If we fast forward to Jesus and the Incarnation, it affirms that God comes to dwell with his creation. He comes as a real embodied human being: as someone who can be tired, and hungry and grazed. It’s a body that’s vulnerable to the sting of scorpions. And to the sting of death!
In the painting Jesus contemplates the enmity resulting from the brokenness that has resulted from the fall. Spencer leaves us wondering what Jesus is thinking. Perhaps his vocation to redeem and to heal. I wonder whether Jesus senses that his vocation will be terribly costly.
I wonder whether he knows that his vocation will make a way for the sting of death to be defeated and for the created order to be brought back into right relationship with God.
It’s a vocation that will require submitting to the ultimate alienation of humanity - death. To defeat the sting of death, Jesus must allow himself to undergo death. As one theologian put it [Gregory of Nazianzus], what is not assumed is not healed.
The late Metropolitan Anthony Bloom puts it like this: Death can be conceived of only as severance from the source of life. And so, if Christ had not fully participated in our break with God, in our estrangement, he wouldn’t have participated fully in our mortality, and our mortality would have been outside the mystery of redemption [Anthony Bloom, God and Man pp 67-9].
God, being fully united to humanity in Jesus Christ, undergoes the full extent of what it means to be human. To get tired, lonely, abandoned, betrayed, and so on. AND to die, so as to unite humanity to the Godhead and to be saved. As the well-known German theologian, Jürgen Moltmann, who died this week, puts it: ‘Christ does not merely contradict the world. Christ embraces the world, suffers the contradiction then overcomes it in love.’
The scorpions, representing the sting of death, and contemplated by Jesus, are placed where nails will be driven at the time of execution. Hands that have created. Feet which have walked among us. Both will be pierced. Spencer portrays Jesus’ inner wrestle – the tired, strained face, the gathering dark clouds and the presence of the scorpions.
All these leave us feeling jarred, uncomfortable, disturbed. And rightly so. Here Spencer shows us the maker of all that exists, contemplating what it means for sin and death to be defeated; to redeem the whole created order; and to offer restoration of relationship with God to humankind.

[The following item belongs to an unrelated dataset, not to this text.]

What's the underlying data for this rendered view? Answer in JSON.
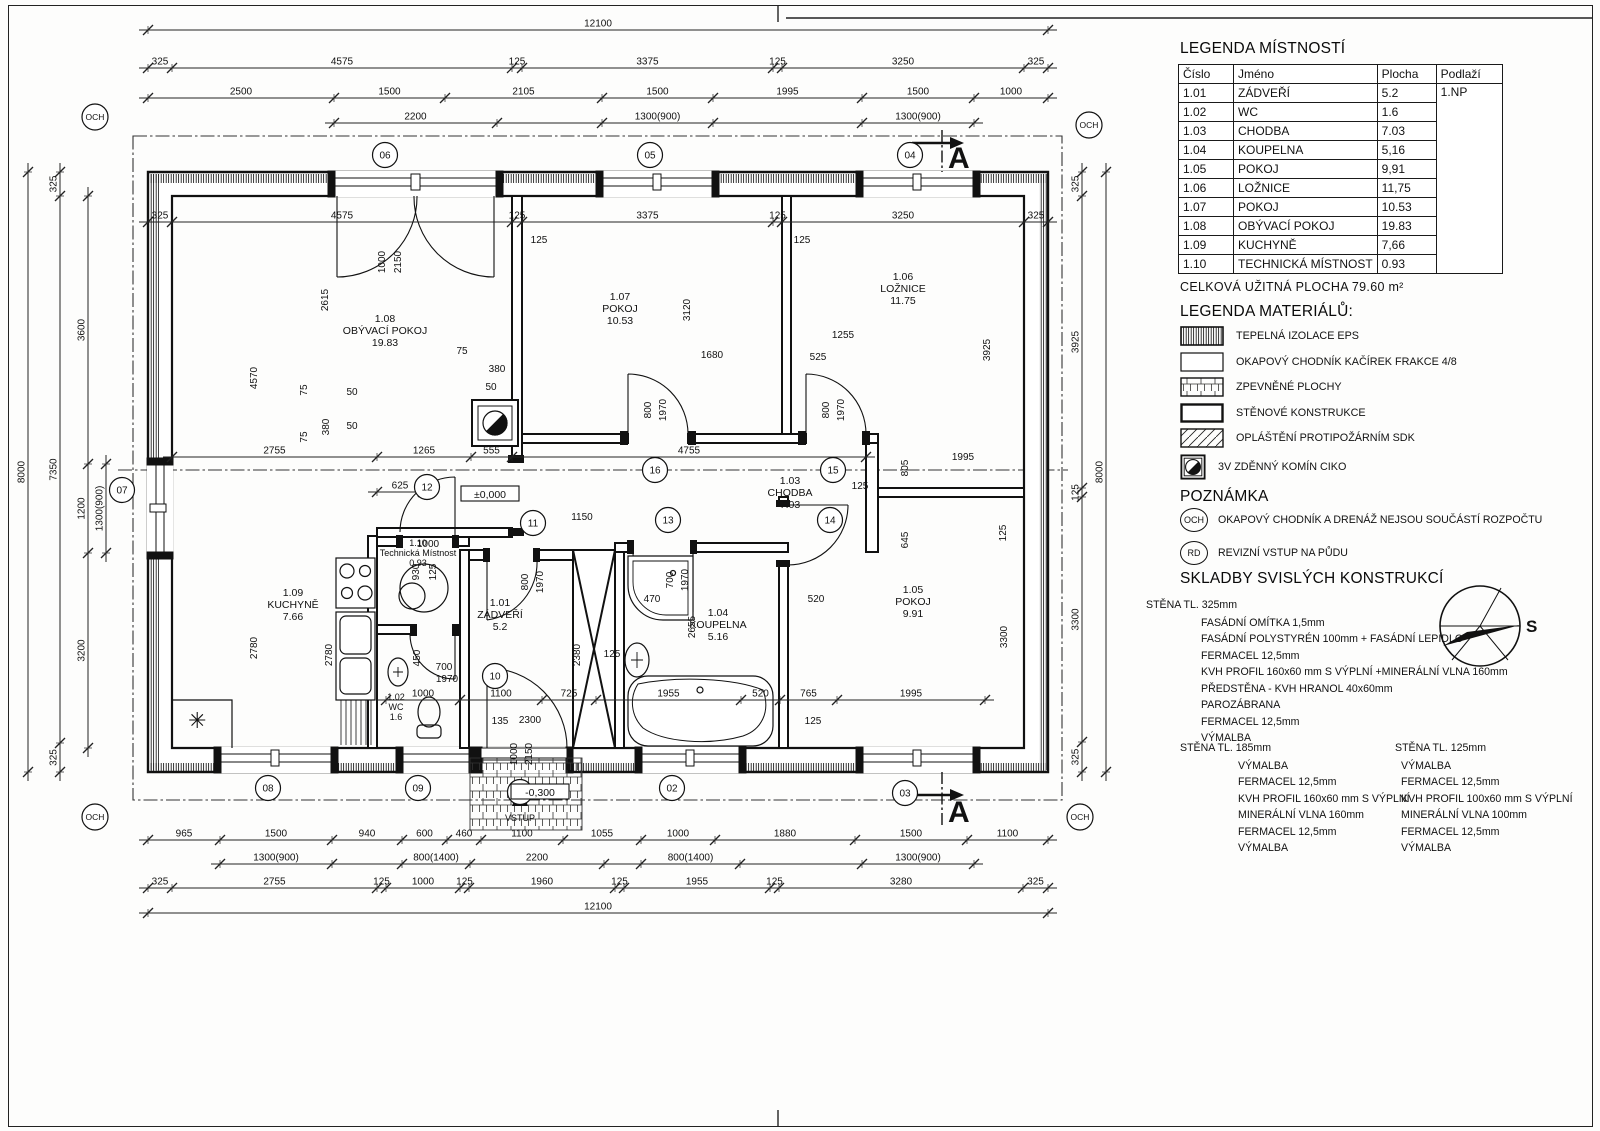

It's a lot of theology to have squeezed into a painting.
The painting invites us to place ourselves in this story – the long narrative of good creation, the alienation and disruption of the fall, and the cost of redemption.
The ‘fall’ isn’t only about one archetypal couple, Adam and Eve. It happens in all moments and lives. It speaks to our estrangement from the source of life and love. And it speaks to how we all get stung or maimed by life. Stung by broken relationships, illness, depression, the loss of loved ones. But the gospel, the good news, affirms that isn’t the end of the story. And it’s not the end of our stories either.
And we’re invited to reflect upon how our estrangement, our fall, our pain, might be transfigured into something that can bring life, not death. And how Jesus’ fully embracing our humanity, offers healing and hope to our broken world and lives, living in the fullness of life now, and leading us to our ultimate destiny…. United in the love and embrace of the triune God.